El arte popular argentino siempre trabajó con esa materia. No con héroes lejanos, sino con obreros, inmigrantes, futbolistas, músicos, vecinos y escenas comunes. En Berni, el mundo de Juanito Laguna; en Carpani, los trabajadores; en Quinquela, el puerto y sus hombres. Alfredo pertenece a otra generación, pero conserva algo de esa tradición. Sus murales no nacen en estudios cerrados ni están pensados para un espectador único. Forman parte del paisaje urbano y conviven con la vida diaria del barrio. El tango, los bares, las conversaciones largas y ciertas historias mínimas que sobreviven en las esquinas. La ciudad sigue siendo la principal fuente de inspiración.

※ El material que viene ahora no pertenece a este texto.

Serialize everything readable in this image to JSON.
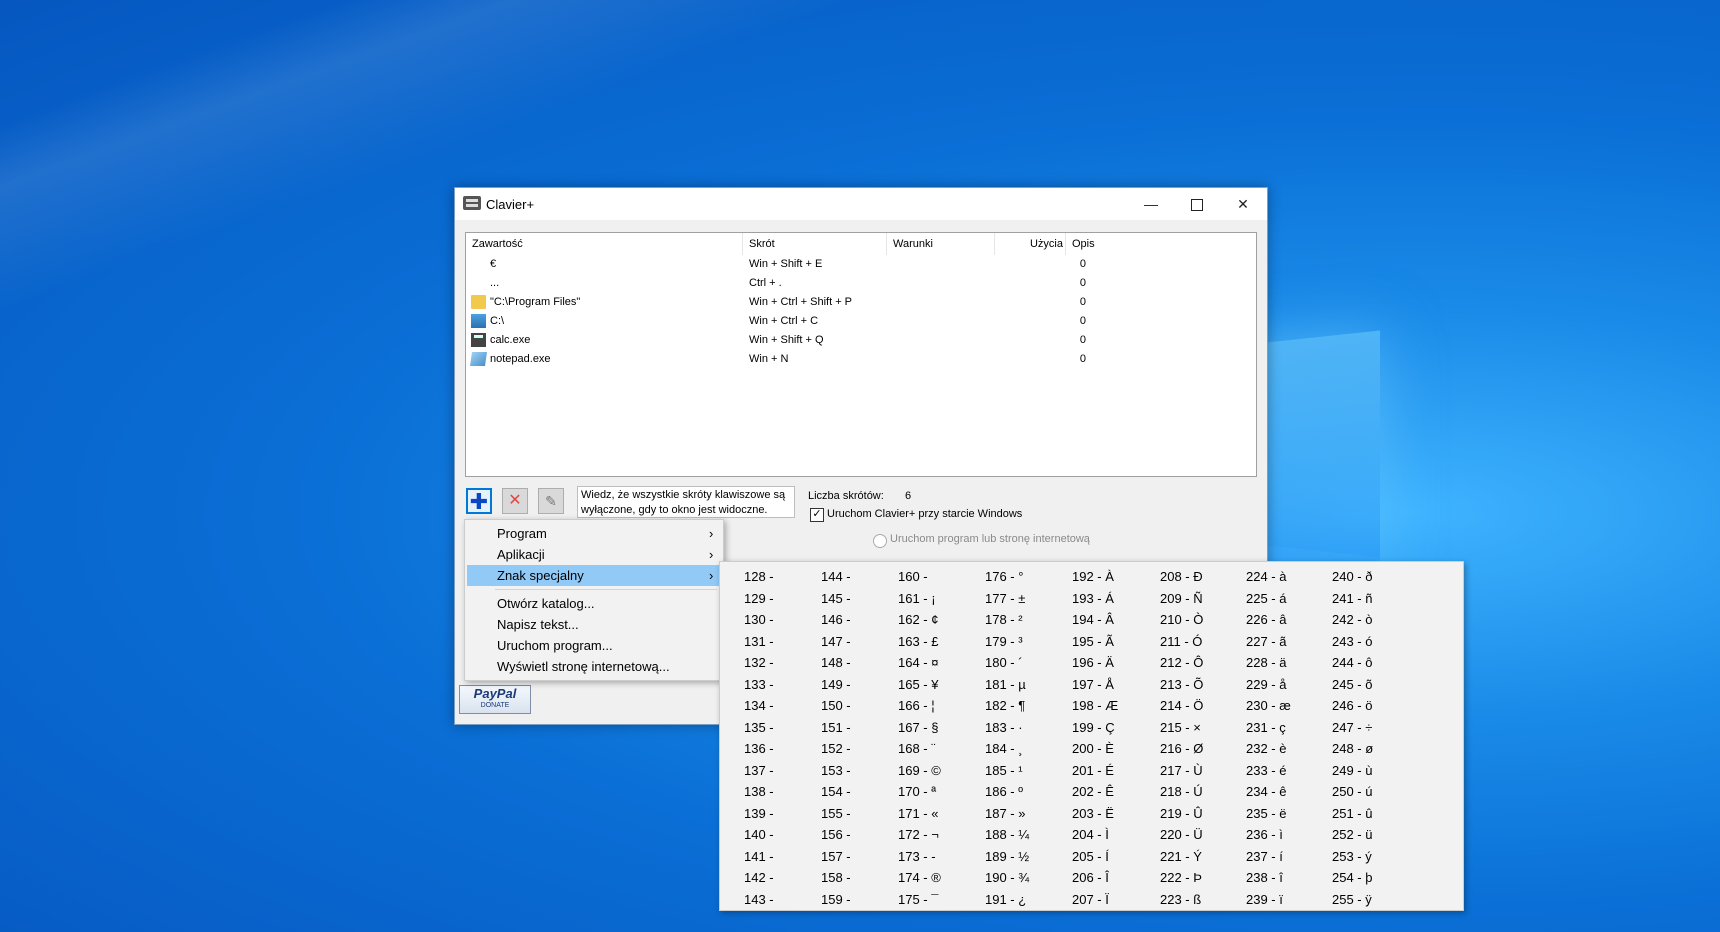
{
  "window": {
    "title": "Clavier+",
    "minimize_glyph": "—",
    "close_glyph": "✕"
  },
  "list": {
    "headers": [
      "Zawartość",
      "Skrót",
      "Warunki",
      "Użycia",
      "Opis"
    ],
    "rows": [
      {
        "content": "€",
        "shortcut": "Win + Shift + E",
        "conditions": "",
        "uses": "0",
        "description": "",
        "icon": "none"
      },
      {
        "content": "...",
        "shortcut": "Ctrl + .",
        "conditions": "",
        "uses": "0",
        "description": "",
        "icon": "none"
      },
      {
        "content": "\"C:\\Program Files\"",
        "shortcut": "Win + Ctrl + Shift + P",
        "conditions": "",
        "uses": "0",
        "description": "",
        "icon": "folder-icon"
      },
      {
        "content": "C:\\",
        "shortcut": "Win + Ctrl + C",
        "conditions": "",
        "uses": "0",
        "description": "",
        "icon": "drive-icon"
      },
      {
        "content": "calc.exe",
        "shortcut": "Win + Shift + Q",
        "conditions": "",
        "uses": "0",
        "description": "",
        "icon": "calculator-icon"
      },
      {
        "content": "notepad.exe",
        "shortcut": "Win + N",
        "conditions": "",
        "uses": "0",
        "description": "",
        "icon": "notepad-icon"
      }
    ]
  },
  "toolbar": {
    "add_glyph": "✚",
    "delete_glyph": "✕",
    "edit_glyph": "✎",
    "info_text": "Wiedz, że wszystkie skróty klawiszowe są wyłączone, gdy to okno jest widoczne.",
    "count_label": "Liczba skrótów:",
    "count_value": "6",
    "autostart_label": "Uruchom Clavier+ przy starcie Windows",
    "autostart_checked": "✓",
    "run_program_label": "Uruchom program lub stronę internetową"
  },
  "paypal": {
    "brand": "PayPal",
    "action": "DONATE"
  },
  "menu": {
    "items": [
      {
        "label": "Program",
        "arrow": "›"
      },
      {
        "label": "Aplikacji",
        "arrow": "›"
      },
      {
        "label": "Znak specjalny",
        "arrow": "›"
      },
      {
        "label": "Otwórz katalog..."
      },
      {
        "label": "Napisz tekst..."
      },
      {
        "label": "Uruchom program..."
      },
      {
        "label": "Wyświetl stronę internetową..."
      }
    ]
  },
  "special_chars": {
    "columns": [
      [
        "128 -",
        "129 -",
        "130 -",
        "131 -",
        "132 -",
        "133 -",
        "134 -",
        "135 -",
        "136 -",
        "137 -",
        "138 -",
        "139 -",
        "140 -",
        "141 -",
        "142 -",
        "143 -"
      ],
      [
        "144 -",
        "145 -",
        "146 -",
        "147 -",
        "148 -",
        "149 -",
        "150 -",
        "151 -",
        "152 -",
        "153 -",
        "154 -",
        "155 -",
        "156 -",
        "157 -",
        "158 -",
        "159 -"
      ],
      [
        "160 -",
        "161 - ¡",
        "162 - ¢",
        "163 - £",
        "164 - ¤",
        "165 - ¥",
        "166 - ¦",
        "167 - §",
        "168 - ¨",
        "169 - ©",
        "170 - ª",
        "171 - «",
        "172 - ¬",
        "173 - -",
        "174 - ®",
        "175 - ¯"
      ],
      [
        "176 - °",
        "177 - ±",
        "178 - ²",
        "179 - ³",
        "180 - ´",
        "181 - µ",
        "182 - ¶",
        "183 - ·",
        "184 - ¸",
        "185 - ¹",
        "186 - º",
        "187 - »",
        "188 - ¼",
        "189 - ½",
        "190 - ¾",
        "191 - ¿"
      ],
      [
        "192 - À",
        "193 - Á",
        "194 - Â",
        "195 - Ã",
        "196 - Ä",
        "197 - Å",
        "198 - Æ",
        "199 - Ç",
        "200 - È",
        "201 - É",
        "202 - Ê",
        "203 - Ë",
        "204 - Ì",
        "205 - Í",
        "206 - Î",
        "207 - Ï"
      ],
      [
        "208 - Ð",
        "209 - Ñ",
        "210 - Ò",
        "211 - Ó",
        "212 - Ô",
        "213 - Õ",
        "214 - Ö",
        "215 - ×",
        "216 - Ø",
        "217 - Ù",
        "218 - Ú",
        "219 - Û",
        "220 - Ü",
        "221 - Ý",
        "222 - Þ",
        "223 - ß"
      ],
      [
        "224 - à",
        "225 - á",
        "226 - â",
        "227 - ã",
        "228 - ä",
        "229 - å",
        "230 - æ",
        "231 - ç",
        "232 - è",
        "233 - é",
        "234 - ê",
        "235 - ë",
        "236 - ì",
        "237 - í",
        "238 - î",
        "239 - ï"
      ],
      [
        "240 - ð",
        "241 - ñ",
        "242 - ò",
        "243 - ó",
        "244 - ô",
        "245 - õ",
        "246 - ö",
        "247 - ÷",
        "248 - ø",
        "249 - ù",
        "250 - ú",
        "251 - û",
        "252 - ü",
        "253 - ý",
        "254 - þ",
        "255 - ÿ"
      ]
    ]
  }
}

En una época donde las imágenes circulan con una velocidad inédita y las referencias culturales parecen repetirse de una ciudad a otra, el mural conserva algo singular: sigue perteneciendo a un lugar específico. No puede separarse de la pared que lo sostiene ni del barrio que lo rodea.

Acaso allí resida una forma de soberanía cultural. No la de los discursos, sino la de las prácticas cotidianas; la de una comunidad que todavía encuentra en sus propios símbolos una manera de reconocerse.

La definición evita la nostalgia. La identidad, para él, no es una pieza inmóvil ni una herencia que deba conservarse intacta. Se parece más al barrio donde trabaja: cambia, incorpora nuevas voces y, aun así, mantiene ciertos rasgos que permiten reconocerlo.

Los primeros trabajos pagos llegaron por recomendación.

—Empecé en los bares y de a poco me fui haciendo un nombre. Los mismos trabajos te van llevando. Durante mucho tiempo lo complementé con trabajos como profesor de gimnasia o visitador médico, hasta que pude dedicarme por completo a esto.

El recorrido lo llevó a trabajar en México y en Estados Unidos. Obtuvo un Récord Guinness por el mural más grande realizado por una sola persona, participó de BADA y realizó intervenciones junto al Inter Miami CF. Su obra más reciente, Mirando Miranda, es una jirafa de once pisos pintada sobre un edificio de Monte Castro.

La Boca ocupa un lugar particular dentro de ese mapa.

Allí impulsa la reapertura de la Galería Social Rimini y de Il Piccolo Vapore, dos espacios culturales independientes que abrirán nuevamente sus puertas el próximo 23 de agosto, Día de La Boca. También trabaja en La Boca 5.0, una experiencia inmersiva desarrollada junto a Visit Caminito.

Cuando habla del barrio, evita las definiciones solemnes.

—La Boca tiene una energía muy especial y es parte de mi presente.

Quizás por eso sus murales no buscan congelar una imagen del país. Se integran a la vida diaria de la ciudad. Permanecen expuestos al sol, a la lluvia y a la mirada de quienes pasan frente a ellos todos los días.

La pared que tiene delante ya no es la misma que unas horas atrás. El azul avanza sobre el cemento. Por un momento, el cielo parece haber descendido hasta la altura de los hombres.